# I'm a lost cause



## jewelslette (Mar 1, 2016)

Well, I survive the first week with my 5 Cornish and one jk....so, I did what it sounds like everyone does... I went and got a dozen more! Now I have 13 baby egg layers and 5 giant babies. I'm doomed!


----------



## nannypattyrn (Aug 23, 2015)

Join the rest of the doomed then!!


----------



## seminole wind (Aug 22, 2015)

This is the forum of Lost cause Chicken addict People! How cute. Did you build a coop and pen yet?


----------



## jewelslette (Mar 1, 2016)

I have a coop already and bought the materials for my run today. Probably will have the wood all cut tomorrow and the run assembled by next weekend.


----------



## Kristi (Feb 28, 2016)

Aw that's awesome! Congrats!


----------



## chickenqueen (Jan 9, 2016)

Adorable chicks!Just know this;you're in good company!


----------



## seminole wind (Aug 22, 2015)

jewelslette said:


> I have a coop already and bought the materials for my run today. Probably will have the wood all cut tomorrow and the run assembled by next weekend.

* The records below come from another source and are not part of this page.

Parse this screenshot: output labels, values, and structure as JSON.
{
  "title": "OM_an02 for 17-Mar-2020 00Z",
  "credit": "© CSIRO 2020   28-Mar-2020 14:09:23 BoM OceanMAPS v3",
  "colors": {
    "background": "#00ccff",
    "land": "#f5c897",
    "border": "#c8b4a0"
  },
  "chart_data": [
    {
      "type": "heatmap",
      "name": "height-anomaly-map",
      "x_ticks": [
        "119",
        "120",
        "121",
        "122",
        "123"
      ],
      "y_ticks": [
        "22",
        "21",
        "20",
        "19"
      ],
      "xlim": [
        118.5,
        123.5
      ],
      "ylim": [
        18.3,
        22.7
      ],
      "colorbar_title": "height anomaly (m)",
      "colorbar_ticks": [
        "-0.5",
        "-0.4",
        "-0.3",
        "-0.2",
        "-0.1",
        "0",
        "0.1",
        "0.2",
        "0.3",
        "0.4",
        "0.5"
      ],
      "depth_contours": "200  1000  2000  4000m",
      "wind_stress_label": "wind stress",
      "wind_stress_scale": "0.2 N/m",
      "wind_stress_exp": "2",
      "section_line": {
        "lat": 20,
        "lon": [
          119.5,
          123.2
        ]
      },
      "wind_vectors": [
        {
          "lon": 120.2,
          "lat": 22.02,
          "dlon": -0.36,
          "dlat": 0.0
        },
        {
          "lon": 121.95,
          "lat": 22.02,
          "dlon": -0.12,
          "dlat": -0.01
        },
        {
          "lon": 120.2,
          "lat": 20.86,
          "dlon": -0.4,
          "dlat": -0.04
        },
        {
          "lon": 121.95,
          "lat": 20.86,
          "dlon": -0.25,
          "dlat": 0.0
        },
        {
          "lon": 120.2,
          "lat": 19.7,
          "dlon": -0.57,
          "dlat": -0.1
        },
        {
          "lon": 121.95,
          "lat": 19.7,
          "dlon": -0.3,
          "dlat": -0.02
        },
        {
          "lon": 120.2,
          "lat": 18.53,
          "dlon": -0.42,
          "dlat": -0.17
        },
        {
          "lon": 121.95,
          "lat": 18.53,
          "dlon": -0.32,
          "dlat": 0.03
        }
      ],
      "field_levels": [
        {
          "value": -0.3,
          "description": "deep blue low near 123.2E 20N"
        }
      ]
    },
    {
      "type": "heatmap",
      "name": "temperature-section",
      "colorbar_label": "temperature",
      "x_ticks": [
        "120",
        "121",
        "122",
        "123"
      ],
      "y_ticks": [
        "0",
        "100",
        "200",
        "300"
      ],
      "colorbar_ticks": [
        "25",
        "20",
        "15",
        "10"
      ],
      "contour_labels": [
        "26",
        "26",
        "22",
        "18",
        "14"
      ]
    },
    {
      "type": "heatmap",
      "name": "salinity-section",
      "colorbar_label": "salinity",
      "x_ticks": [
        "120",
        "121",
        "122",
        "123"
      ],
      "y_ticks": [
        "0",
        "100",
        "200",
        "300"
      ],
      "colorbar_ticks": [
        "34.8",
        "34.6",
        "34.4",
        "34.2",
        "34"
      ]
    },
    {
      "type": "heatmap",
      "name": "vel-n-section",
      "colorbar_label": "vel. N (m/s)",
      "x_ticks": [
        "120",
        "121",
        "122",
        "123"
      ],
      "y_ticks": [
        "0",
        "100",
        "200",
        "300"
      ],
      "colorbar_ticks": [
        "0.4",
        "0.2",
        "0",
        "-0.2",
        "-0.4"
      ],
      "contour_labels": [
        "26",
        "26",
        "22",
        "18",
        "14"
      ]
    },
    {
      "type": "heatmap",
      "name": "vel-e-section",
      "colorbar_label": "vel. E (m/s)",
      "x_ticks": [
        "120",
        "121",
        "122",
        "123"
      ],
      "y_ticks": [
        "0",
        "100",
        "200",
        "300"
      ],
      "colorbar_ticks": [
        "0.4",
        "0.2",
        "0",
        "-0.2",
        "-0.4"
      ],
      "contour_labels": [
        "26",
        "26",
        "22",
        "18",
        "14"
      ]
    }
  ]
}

Great! I know you'll take a picture, right?


----------



## jewelslette (Mar 1, 2016)

For you, anything!


----------



## zamora (May 26, 2015)

Y'all are enablers and I'm having a difficult time trying not to relapse. Congrats on the new kiddos.


----------



## jewelslette (Mar 1, 2016)

List one of the rir a couple of nights ago. No obvious reason. It was 3 days old. Otherwise all is going well. I swear I heard a noise that had the makings of a rooster crow early this morning. It wasn't sophisticated enough to be a real crow sound, but the eldest are < 2 weeks old! How can that be??


----------



## seminole wind (Aug 22, 2015)

Three days is when they usually run out of stored food. How sad


----------



## nannypattyrn (Aug 23, 2015)

Jewelslette, I just lost a little 3 day old BR for no reason, too. I think there had to be some unseen congenital defect.


----------



## jewelslette (Mar 1, 2016)

Nanny I'm sorry for your loss. Hopefully that will be our only unexpected cull this spring!


----------



## seminole wind (Aug 22, 2015)

I ALWAYS tell people to grind down the crumbles. I've had my first chick ever die at 5 days and I concluded that her could not eat . Then I've had a flock of 9 Polish who I watched and they were doing the same thing. ground down the feed they would . I always do it now for everyone.


----------